Puis on pénètre dans l’immense salle à manger à l’architecture évoquant celle d’un paquebot (on la dit inspirée de certains éléments de la salle à manger du navire transatlantique L’Île-de-France). Malgré les années, elle est tout aussi imposante et majestueuse. Un tapis recouvre le plancher pour ne pas l’abîmer. Des chaises sont empilées dans un coin. Les vases d’albâtre qui éclairaient la salle à manger sont toujours sur leur socle. À chaque extrémité, de superbes tapisseries, intactes, dominent l’espace. Puis çà et là, on remarque une ouverture dans le plafond, une déchirure dans le cuir rose pâle qui recouvre un mur, de la peinture écaillée. Les lieux sont loin d’être en état de décomposition avancée, mais ils ont sérieusement besoin d’amour et de soins.

UN ESPACE À REPENSER

Depuis l’an 2000, le 9e d’Eaton est classé monument historique. Les quelque 200 tables et 400 chaises, les lampes, l’argenterie, le plancher et même la peinture sur les murs sont considérés comme patrimoniaux. Chaque réparation est enregistrée, numérotée. L’entreprise qui occupera un jour les lieux devra se soumettre à une multitude d’obligations imposées par la Loi sur le patrimoine culturel. 

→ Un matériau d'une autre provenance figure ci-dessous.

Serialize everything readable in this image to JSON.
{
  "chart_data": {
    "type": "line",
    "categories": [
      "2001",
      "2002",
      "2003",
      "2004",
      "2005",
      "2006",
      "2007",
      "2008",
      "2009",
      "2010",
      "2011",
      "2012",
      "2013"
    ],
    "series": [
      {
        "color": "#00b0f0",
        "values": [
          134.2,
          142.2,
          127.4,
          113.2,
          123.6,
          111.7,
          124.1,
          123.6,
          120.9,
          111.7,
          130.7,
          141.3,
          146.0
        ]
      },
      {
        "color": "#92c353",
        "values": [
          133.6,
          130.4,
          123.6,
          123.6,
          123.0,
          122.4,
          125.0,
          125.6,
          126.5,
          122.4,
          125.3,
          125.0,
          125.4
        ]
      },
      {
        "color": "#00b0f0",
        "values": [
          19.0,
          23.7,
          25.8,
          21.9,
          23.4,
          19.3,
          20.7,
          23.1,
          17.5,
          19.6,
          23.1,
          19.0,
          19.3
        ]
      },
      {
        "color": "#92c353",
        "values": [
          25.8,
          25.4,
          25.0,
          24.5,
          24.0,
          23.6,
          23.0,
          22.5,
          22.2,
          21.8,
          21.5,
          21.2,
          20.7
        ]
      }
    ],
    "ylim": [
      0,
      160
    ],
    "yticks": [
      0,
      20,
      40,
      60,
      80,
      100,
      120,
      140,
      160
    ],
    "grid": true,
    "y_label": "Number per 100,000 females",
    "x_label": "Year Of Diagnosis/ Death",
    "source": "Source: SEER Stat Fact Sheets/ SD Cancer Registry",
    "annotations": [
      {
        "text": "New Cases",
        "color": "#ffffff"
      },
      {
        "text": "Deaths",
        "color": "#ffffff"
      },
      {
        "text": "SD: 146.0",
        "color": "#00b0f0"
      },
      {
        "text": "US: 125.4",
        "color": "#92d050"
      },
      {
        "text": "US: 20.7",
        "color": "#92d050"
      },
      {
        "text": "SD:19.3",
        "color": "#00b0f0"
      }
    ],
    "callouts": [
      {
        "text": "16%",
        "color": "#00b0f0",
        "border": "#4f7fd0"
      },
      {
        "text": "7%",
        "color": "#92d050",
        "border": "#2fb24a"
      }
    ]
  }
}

Au fil des ans, plusieurs discussions ont eu lieu avec d’éventuels investisseurs, mais aucune n’a abouti. « Les gens nous disent : “Vous avez un portefeuille de 41 milliards de dollars, qu’est-ce que c’est d’investir 15 millions ?” Mais il faut trouver un équilibre entre nos obligations patrimoniales et nos responsabilités de fiduciaires, rappelle Claude Sirois, d’Ivanhoé Cambridge. Cela dit, l’un n’empêche pas l’autre. Le défi, c’est que nous ne sommes pas des opérateurs, mais bien des gestionnaires d’immeubles. Mais je le répète : nous sommes prêts à rénover si quelqu’un a un projet intéressant à proposer. »

Il y a quelques semaines, une page Facebook a été créée par deux Montréalais, les frères Jean-Pierre et David Pérusse, qui demandent la réouverture du restaurant du 9e (voir autre texte). Jusqu’ici, ils ont recueilli plus de 1600 « J’aime ». Mais le regard des représentants d’Ivanhoé Cambridge est plutôt tourné vers Toronto, où l’ancien restaurant d’Eaton, situé au 7e étage celui-là, a été transformé en espace multifonctionnel. Aujourd’hui, The Carlu, du nom de l’architecte qui l’a conçu, accueille des galas, des événements mode et des mariages.

« Il n’y a pas beaucoup d’espaces qui peuvent accueillir entre 500 et 600 personnes à Montréal. Un espace comme celui de Toronto pourrait être intéressant ici. »

— Claude Sirois

Et le 9e de Montréal a un petit « plus » que le 7e de Toronto n’avait pas : on peut installer une terrasse sur le toit. M. Sirois et les membres de son équipe nous y ont emmenés en nous faisant traverser des couloirs et une salle d’entreposage. Là encore, il y aurait d’importants travaux d’aménagement à exécuter pour permettre à d’éventuels convives de profiter de la vue unique sur les gratte-ciel du centre-ville.

APPEL À TOUS

En décembre dernier, Ivanhoé Cambridge a participé à l’exercice de remue-méninges public « Je vois Mtl » pour repenser l’esplanade de Place Ville Marie. L’expérience a été profitable. Aujourd’hui, la filière immobilière de la Caisse de dépôt aimerait bien que la créativité légendaire des Montréalais accouche d’une bonne idée pour le 9e d’Eaton.

« On s’apprête à redéfinir l’expérience de consommation avec l’espace des Ailes et du Centre Eaton, qui vont fusionner, affirme Claude Sirois. On a bon espoir de trouver une vocation au 9e. »

Avis aux intéressés, on attend vos idées.

QUI EST JACQUES CARLU ?

« Starchitecte » avant la lettre, Jacques Carlu a entre autres participé à la conception du palais de Chaillot, à Paris. En 1929, il a été embauché par Lady Eaton pour concevoir les restaurants des magasins Eaton de Toronto et Montréal. Il a également été professeur au Massachusetts Institute of Technology de Boston et directeur de l’École américaine des Beaux-Arts de Fontainebleau. Il a été architecte en chef puis conservateur du palais de Chaillot de 1934 à 1963.